Saturday 12 August 2017

All-rounder training (Singapore / UK)


When I’d passed my Highway Code test at age 17 and booked a driving test date, my mother came up with a plan:  that I should learn to drive for free by chauffeuring her on her post-natal-care rounds, which were necessary anyway.  When I was good enough at on-road driving, we’d then pay for a professional instructor to teach me test techniques such as parking, reversing into a minor road, uphill climb, etc., which would only be a handful of lessons, thus saving a lot of money.  (This is advice I now dole out to young people wanting to learn to drive.)

For the first trip out on the road, I was wearing sandals.  To get a better feel of the pedals (it was a manual-drive car, automatics being a little way off yet), I shed them.  My mother said, “No, don’t do that.  You should learn to drive with whatever footwear you’ve got on, be it platform shoes, high-heeled shoes, clogs, sandals, flip flops or gym shoes.  This way, you’ll learn to adjust the pressure you apply on the pedals accordingly, so that it becomes intuitive and you don’t have to think about it.”


This reminds me of something my brother said in 1999 when I was helping out my sister-in-law at the canteen she was running at a 24-hour factory.  His comment was, “Westerners have this amazing array of knives, big and small, with practically each one dedicated to a particular function.  The Chinese just have the one — the meat cleaver — which can be for hacking a whole chicken to smaller pieces, for mincing pork, for peeling a potato, or for cutting ginger into small thin slices or strips.”  Same principle:  it's the control over the way the hand holds the cleaver and applies the pressure.

I’ve since applied this to my teaching of text analysis.  Students are often deliberately not given the context, or are just given the middle paragraph of a piece, or even only the second half of a sentence.  This way, they’re forced to rely purely on, say, their knowledge of Chinese grammar to do the parsing:  e.g., how do you know it is a Verb here rather than a Noun (e.g., 发展 fāzhǎn is both a Verb [to develop] and a Noun [development]).  

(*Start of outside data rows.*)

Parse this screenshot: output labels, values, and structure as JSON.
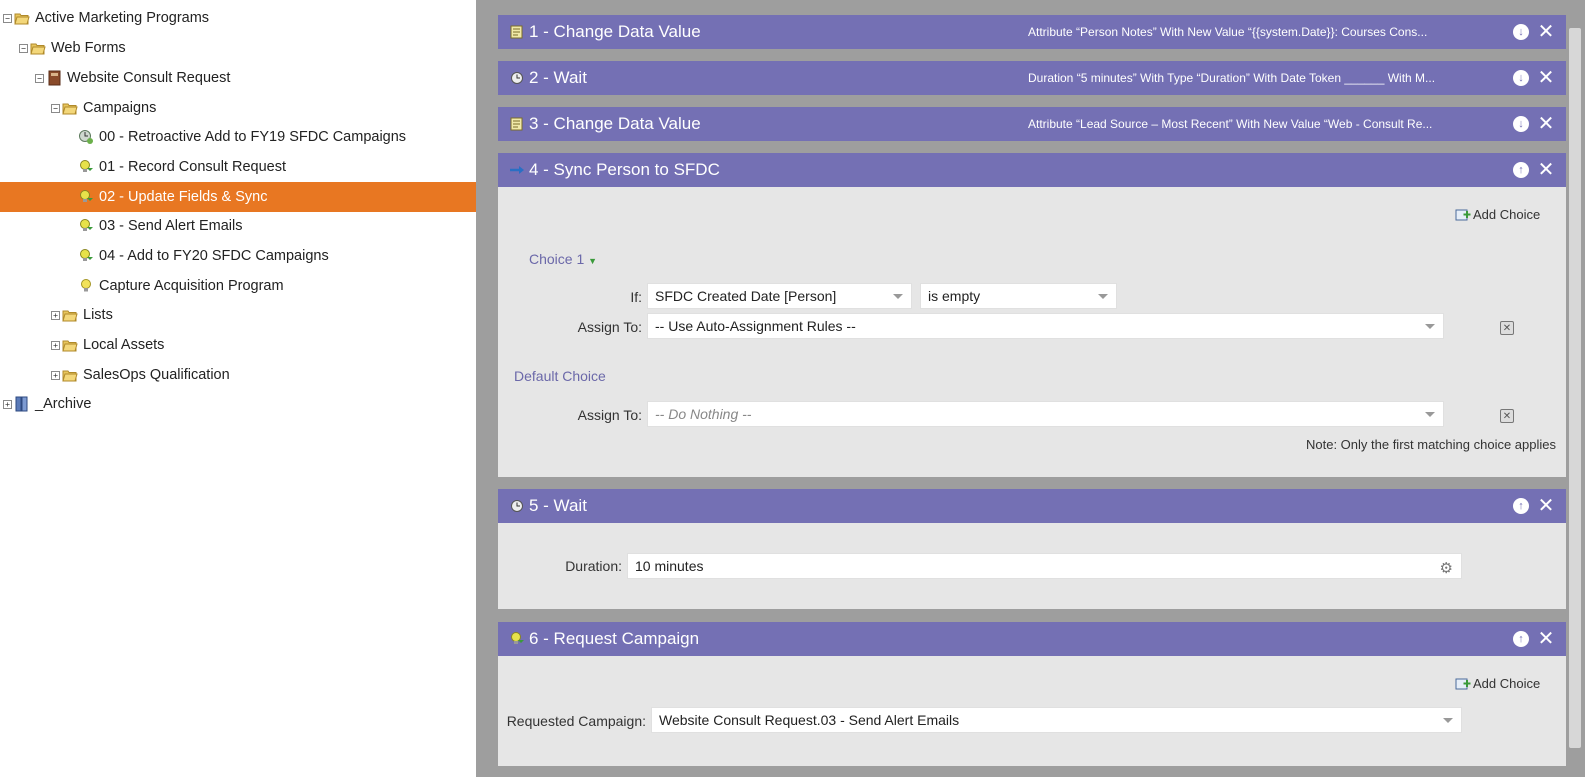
{
  "tree": {
    "items": [
      {
        "label": "Active Marketing Programs"
      },
      {
        "label": "Web Forms"
      },
      {
        "label": "Website Consult Request"
      },
      {
        "label": "Campaigns"
      },
      {
        "label": "00 - Retroactive Add to FY19 SFDC Campaigns"
      },
      {
        "label": "01 - Record Consult Request"
      },
      {
        "label": "02 - Update Fields & Sync"
      },
      {
        "label": "03 - Send Alert Emails"
      },
      {
        "label": "04 - Add to FY20 SFDC Campaigns"
      },
      {
        "label": "Capture Acquisition Program"
      },
      {
        "label": "Lists"
      },
      {
        "label": "Local Assets"
      },
      {
        "label": "SalesOps Qualification"
      },
      {
        "label": "_Archive"
      }
    ],
    "selected_index": 6
  },
  "flow": {
    "steps": [
      {
        "title": "1 - Change Data Value",
        "summary": "Attribute “Person Notes” With New Value “{{system.Date}}: Courses Cons...",
        "icon": "change-data-icon"
      },
      {
        "title": "2 - Wait",
        "summary": "Duration “5 minutes” With Type “Duration” With Date Token ______ With M...",
        "icon": "wait-icon"
      },
      {
        "title": "3 - Change Data Value",
        "summary": "Attribute “Lead Source – Most Recent” With New Value “Web - Consult Re...",
        "icon": "change-data-icon"
      },
      {
        "title": "4 - Sync Person to SFDC",
        "summary": "",
        "icon": "sync-icon"
      },
      {
        "title": "5 - Wait",
        "summary": "",
        "icon": "wait-icon"
      },
      {
        "title": "6 - Request Campaign",
        "summary": "",
        "icon": "request-campaign-icon"
      }
    ],
    "sync": {
      "add_choice": "Add Choice",
      "choice1_label": "Choice 1",
      "if_label": "If:",
      "if_field": "SFDC Created Date [Person]",
      "if_operator": "is empty",
      "assign_label": "Assign To:",
      "assign_value": "-- Use Auto-Assignment Rules --",
      "default_label": "Default Choice",
      "default_assign_label": "Assign To:",
      "default_assign_value": "-- Do Nothing --",
      "note": "Note: Only the first matching choice applies"
    },
    "wait": {
      "duration_label": "Duration:",
      "duration_value": "10 minutes"
    },
    "request": {
      "add_choice": "Add Choice",
      "requested_label": "Requested Campaign:",
      "requested_value": "Website Consult Request.03 - Send Alert Emails"
    }
  }
}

And of course, what I’ve called “Guessology skills” (“Guessology” is my coinage from the 1980s): the logic of one version versus another (whether it makes sense there), etc., without resorting to any assistance from their knowledge of the subject matter in hand.  Which is very likely to be the case in real life when they have to read or listen to a piece in Chinese that might have no universal equivalent.

It works very well, because my students approach their texts using their knowledge of grammar (they can all do grammatical justifications in their sleep, so frequently-drilled they are) rather than just hit-or-miss, unsubstantiated guessing, relying on the teacher to confirm that they’re right.